Das erste Konzert spielten The Ramones am 30. März 1974 in Performance Studios. Einen nachhaltigeren Einfluss sollte aber ihr erster Auftritt im Club CBGB's am 16. August 1974 haben. Legs McNeil, der im darauffolgenden Jahr das Magazin «Punk» mitgründete, beschrieb die Wirkung dieses Auftritts: «Sie trugen alle diese schwarzen Lederjacken. Und sie zählten diesen Song ab ... und es war einfach diese Wand aus Lärm ... Sie sahen so unglaublich gut aus. Diese Typen waren keine Hippies. Das war etwas völlig Neues.»
Eine Kultband war geboren, das Publikumsinteresse geweckt. In der Folge spielten The Ramones bis zum Ende des Jahres 74 Mal im CBGB's. Und in ihrem Kielwasser entstand eine Unmenge von Bands, die alsbald jene neue und aufstrebende New York Punk Scene ausmachten: Blondie, The Dictators, Talking Heads, The Dead Boys uvm.
The Ramones waren, sind und bleiben, auch 28 Jahre nach ihrer Auflösung 1996, eine der einflussreichsten Bands der Musikgeschichte. Dafür gibt es eindeutige Gründe:
«I Don't Wanna Go Down to the Basement» ist der längste Track des Debut-Albums «Ramones». Er ist 2 Minuten, 35 Sekunden lang. «Havanna Affair» ist knapp 2 Minuten lang, während «Judy Is a Punk» auf 1:32 kommt. Und das ist gut so.
Damals, in einer Zeit, als sich Art-Rock- und Progressive-Rock-Bands pompöse Konzept-Doppelalben auf Vinyl pressten und ihre Ernsthaftigkeit mit 10-minütigen Gitarrensoli zu betonen bedachten, brachten die Ramones den Rock 'n' Roll auf den Punkt.
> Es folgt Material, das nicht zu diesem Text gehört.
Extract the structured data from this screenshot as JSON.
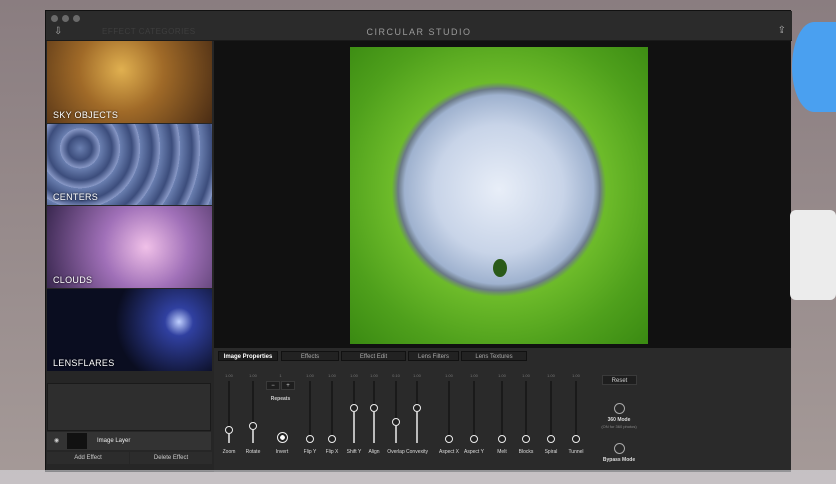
{
  "window": {
    "title": "CIRCULAR STUDIO",
    "categories_label": "EFFECT CATEGORIES"
  },
  "sidebar": {
    "categories": [
      {
        "label": "SKY OBJECTS"
      },
      {
        "label": "CENTERS"
      },
      {
        "label": "CLOUDS"
      },
      {
        "label": "LENSFLARES"
      }
    ],
    "layer": {
      "label": "Image Layer"
    },
    "add_effect": "Add Effect",
    "delete_effect": "Delete Effect"
  },
  "tabs": [
    {
      "label": "Image Properties",
      "active": true
    },
    {
      "label": "Effects"
    },
    {
      "label": "Effect Edit"
    },
    {
      "label": "Lens Filters"
    },
    {
      "label": "Lens Textures"
    }
  ],
  "repeats": {
    "label": "Repeats",
    "minus": "−",
    "plus": "+",
    "value": "1"
  },
  "sliders": [
    {
      "label": "Zoom",
      "value": "1.00",
      "level": 0.15
    },
    {
      "label": "Rotate",
      "value": "1.00",
      "level": 0.22
    },
    {
      "label": "Flip Y",
      "value": "1.00",
      "level": 0
    },
    {
      "label": "Flip X",
      "value": "1.00",
      "level": 0
    },
    {
      "label": "Shift Y",
      "value": "1.00",
      "level": 0.53
    },
    {
      "label": "Align",
      "value": "1.00",
      "level": 0.53
    },
    {
      "label": "Overlap",
      "value": "0.10",
      "level": 0.3
    },
    {
      "label": "Convexity",
      "value": "1.00",
      "level": 0.53
    },
    {
      "label": "Aspect X",
      "value": "1.00",
      "level": 0
    },
    {
      "label": "Aspect Y",
      "value": "1.00",
      "level": 0
    },
    {
      "label": "Melt",
      "value": "1.00",
      "level": 0
    },
    {
      "label": "Blocks",
      "value": "1.00",
      "level": 0
    },
    {
      "label": "Spiral",
      "value": "1.00",
      "level": 0
    },
    {
      "label": "Tunnel",
      "value": "1.00",
      "level": 0
    }
  ],
  "invert": {
    "label": "Invert"
  },
  "reset": "Reset",
  "mode360": {
    "label": "360 Mode",
    "hint": "(ON for 360 photos)"
  },
  "bypass": {
    "label": "Bypass Mode"
  }
}
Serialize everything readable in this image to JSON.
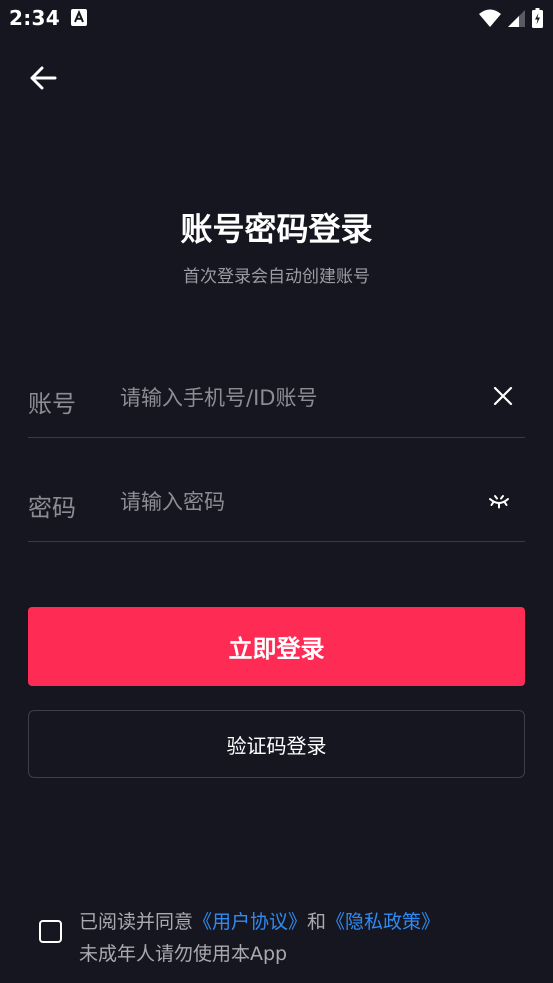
{
  "status_bar": {
    "time": "2:34"
  },
  "header": {
    "back_icon": "arrow-left-icon"
  },
  "title": "账号密码登录",
  "subtitle": "首次登录会自动创建账号",
  "account_field": {
    "label": "账号",
    "placeholder": "请输入手机号/ID账号",
    "value": "",
    "clear_icon": "close-icon"
  },
  "password_field": {
    "label": "密码",
    "placeholder": "请输入密码",
    "value": "",
    "visibility_icon": "eye-closed-icon"
  },
  "login_button_label": "立即登录",
  "code_login_button_label": "验证码登录",
  "agreement": {
    "checked": false,
    "prefix": "已阅读并同意",
    "user_agreement": "《用户协议》",
    "connector": "和",
    "privacy_policy": "《隐私政策》",
    "notice": "未成年人请勿使用本App"
  },
  "colors": {
    "background": "#161620",
    "primary": "#fe2c55",
    "link": "#2f8bf2"
  }
}
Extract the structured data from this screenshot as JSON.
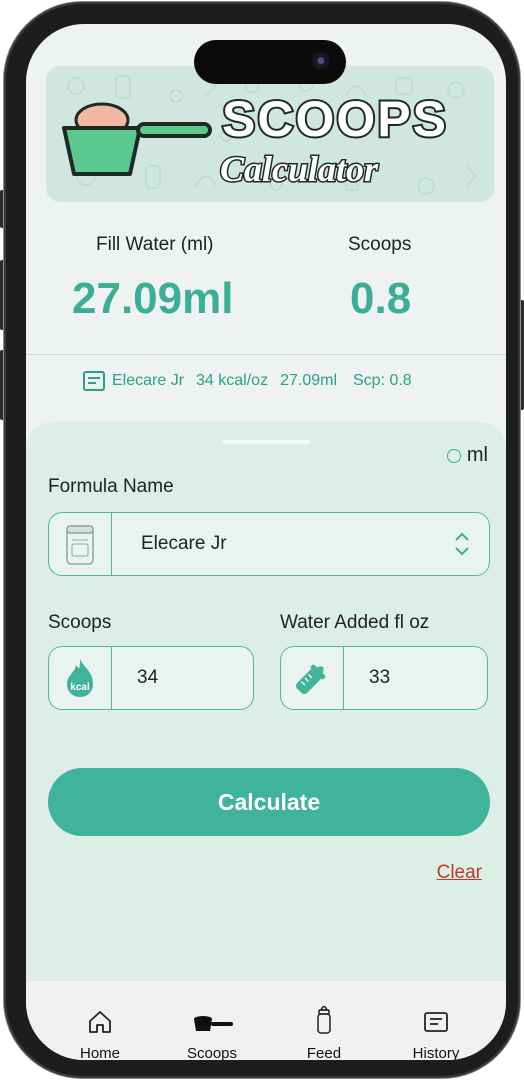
{
  "banner": {
    "title_line1": "SCOOPS",
    "title_line2": "Calculator"
  },
  "results": {
    "fill_water_label": "Fill Water (ml)",
    "fill_water_value": "27.09ml",
    "scoops_label": "Scoops",
    "scoops_value": "0.8"
  },
  "summary": {
    "icon": "receipt-icon",
    "formula": "Elecare Jr",
    "kcal": "34 kcal/oz",
    "water": "27.09ml",
    "scoops": "Scp: 0.8"
  },
  "form": {
    "unit_label": "ml",
    "formula_label": "Formula Name",
    "formula_value": "Elecare Jr",
    "scoops_label": "Scoops",
    "scoops_value": "34",
    "water_label": "Water Added fl oz",
    "water_value": "33",
    "kcal_badge": "kcal",
    "calculate_label": "Calculate",
    "clear_label": "Clear"
  },
  "tabs": [
    {
      "label": "Home",
      "icon": "home-icon"
    },
    {
      "label": "Scoops",
      "icon": "scoop-icon"
    },
    {
      "label": "Feed",
      "icon": "bottle-icon"
    },
    {
      "label": "History",
      "icon": "receipt-icon"
    }
  ],
  "colors": {
    "accent": "#3fb39b",
    "text_accent": "#3aae97",
    "clear": "#c0392b",
    "sheet": "#dcefe7"
  }
}
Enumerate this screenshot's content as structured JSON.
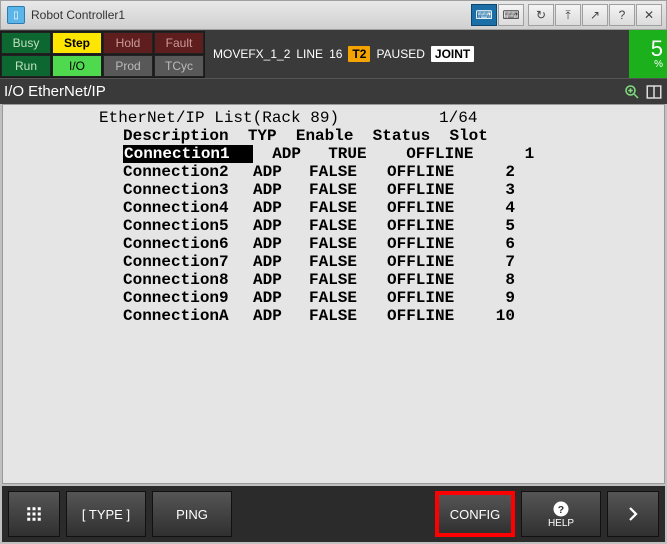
{
  "titlebar": {
    "title": "Robot Controller1"
  },
  "status": {
    "busy": "Busy",
    "step": "Step",
    "hold": "Hold",
    "fault": "Fault",
    "run": "Run",
    "io": "I/O",
    "prod": "Prod",
    "tcyc": "TCyc"
  },
  "message": {
    "program": "MOVEFX_1_2",
    "line_label": "LINE",
    "line_no": "16",
    "mode": "T2",
    "state": "PAUSED",
    "coord": "JOINT"
  },
  "speed": {
    "value": "5",
    "unit": "%"
  },
  "subheader": {
    "label": "I/O EtherNet/IP"
  },
  "list": {
    "title": "EtherNet/IP List(Rack 89)",
    "pager": "1/64",
    "columns": {
      "desc": "Description",
      "typ": "TYP",
      "en": "Enable",
      "stat": "Status",
      "slot": "Slot"
    },
    "rows": [
      {
        "desc": "Connection1",
        "typ": "ADP",
        "en": "TRUE",
        "stat": "OFFLINE",
        "slot": "1",
        "selected": true
      },
      {
        "desc": "Connection2",
        "typ": "ADP",
        "en": "FALSE",
        "stat": "OFFLINE",
        "slot": "2"
      },
      {
        "desc": "Connection3",
        "typ": "ADP",
        "en": "FALSE",
        "stat": "OFFLINE",
        "slot": "3"
      },
      {
        "desc": "Connection4",
        "typ": "ADP",
        "en": "FALSE",
        "stat": "OFFLINE",
        "slot": "4"
      },
      {
        "desc": "Connection5",
        "typ": "ADP",
        "en": "FALSE",
        "stat": "OFFLINE",
        "slot": "5"
      },
      {
        "desc": "Connection6",
        "typ": "ADP",
        "en": "FALSE",
        "stat": "OFFLINE",
        "slot": "6"
      },
      {
        "desc": "Connection7",
        "typ": "ADP",
        "en": "FALSE",
        "stat": "OFFLINE",
        "slot": "7"
      },
      {
        "desc": "Connection8",
        "typ": "ADP",
        "en": "FALSE",
        "stat": "OFFLINE",
        "slot": "8"
      },
      {
        "desc": "Connection9",
        "typ": "ADP",
        "en": "FALSE",
        "stat": "OFFLINE",
        "slot": "9"
      },
      {
        "desc": "ConnectionA",
        "typ": "ADP",
        "en": "FALSE",
        "stat": "OFFLINE",
        "slot": "10"
      }
    ]
  },
  "bottom": {
    "type": "[ TYPE ]",
    "ping": "PING",
    "config": "CONFIG",
    "help": "HELP"
  }
}
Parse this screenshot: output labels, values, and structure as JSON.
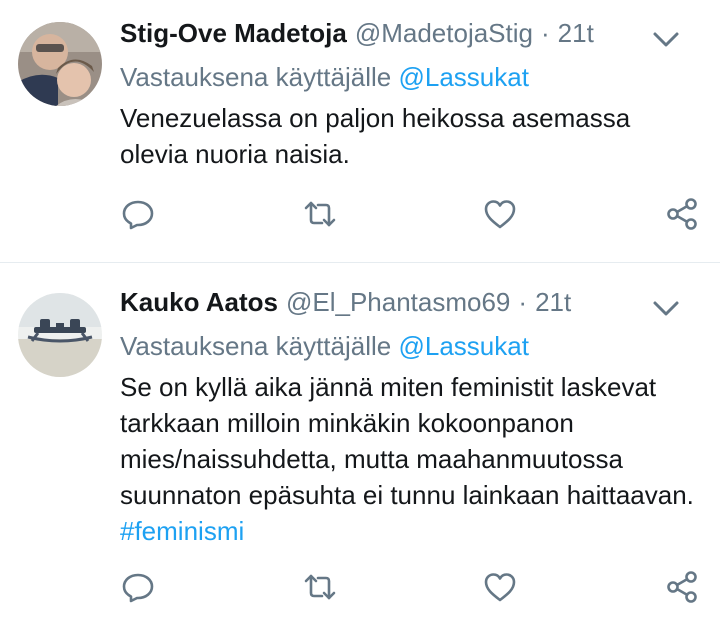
{
  "tweets": [
    {
      "name": "Stig-Ove Madetoja",
      "handle": "@MadetojaStig",
      "separator": "·",
      "time": "21t",
      "reply_prefix": "Vastauksena käyttäjälle",
      "reply_to": "@Lassukat",
      "text": "Venezuelassa on paljon heikossa asemassa olevia nuoria naisia.",
      "hashtag": ""
    },
    {
      "name": "Kauko Aatos",
      "handle": "@El_Phantasmo69",
      "separator": "·",
      "time": "21t",
      "reply_prefix": "Vastauksena käyttäjälle",
      "reply_to": "@Lassukat",
      "text": "Se on kyllä aika jännä miten feministit laskevat tarkkaan milloin minkäkin kokoonpanon mies/naissuhdetta, mutta maahanmuutossa suunnaton epäsuhta ei tunnu lainkaan haittaavan.",
      "hashtag": "#feminismi"
    }
  ],
  "icons": {
    "caret": "chevron-down-icon",
    "reply": "reply-icon",
    "retweet": "retweet-icon",
    "like": "heart-icon",
    "share": "share-icon"
  },
  "colors": {
    "icon": "#657786",
    "link": "#1da1f2",
    "text": "#14171a",
    "divider": "#e6ecf0"
  }
}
Frag mal in deinem Musiker-Kollegenkreis umher – genauer: bei Gitarristen – und du wirst feststellen: Leadgitarristen mögen die Ramones nicht. «Zu primitiv», lautet oftmals ihre Begründung. Der wahre Grund: Die Ramones bewiesen, dass es keine Gitarrensoli braucht. Dein Herumgefidel an deiner Phallusverlängerung wird die Mädchen nicht zum Tanzen bringen, werter Guitar Hero! Aber den vier hässlichen Siechern mit ihren angeblich primitiven Songs mangelte es nie an weiblichen Fans.
Allzu oft wurde die Musik der Ramones als «dumm» abgetan: Ein paar Punks, die schlicht nicht besser spielen können und deshalb 2-Minuten-Tracks raushauen, die einander alle ähneln.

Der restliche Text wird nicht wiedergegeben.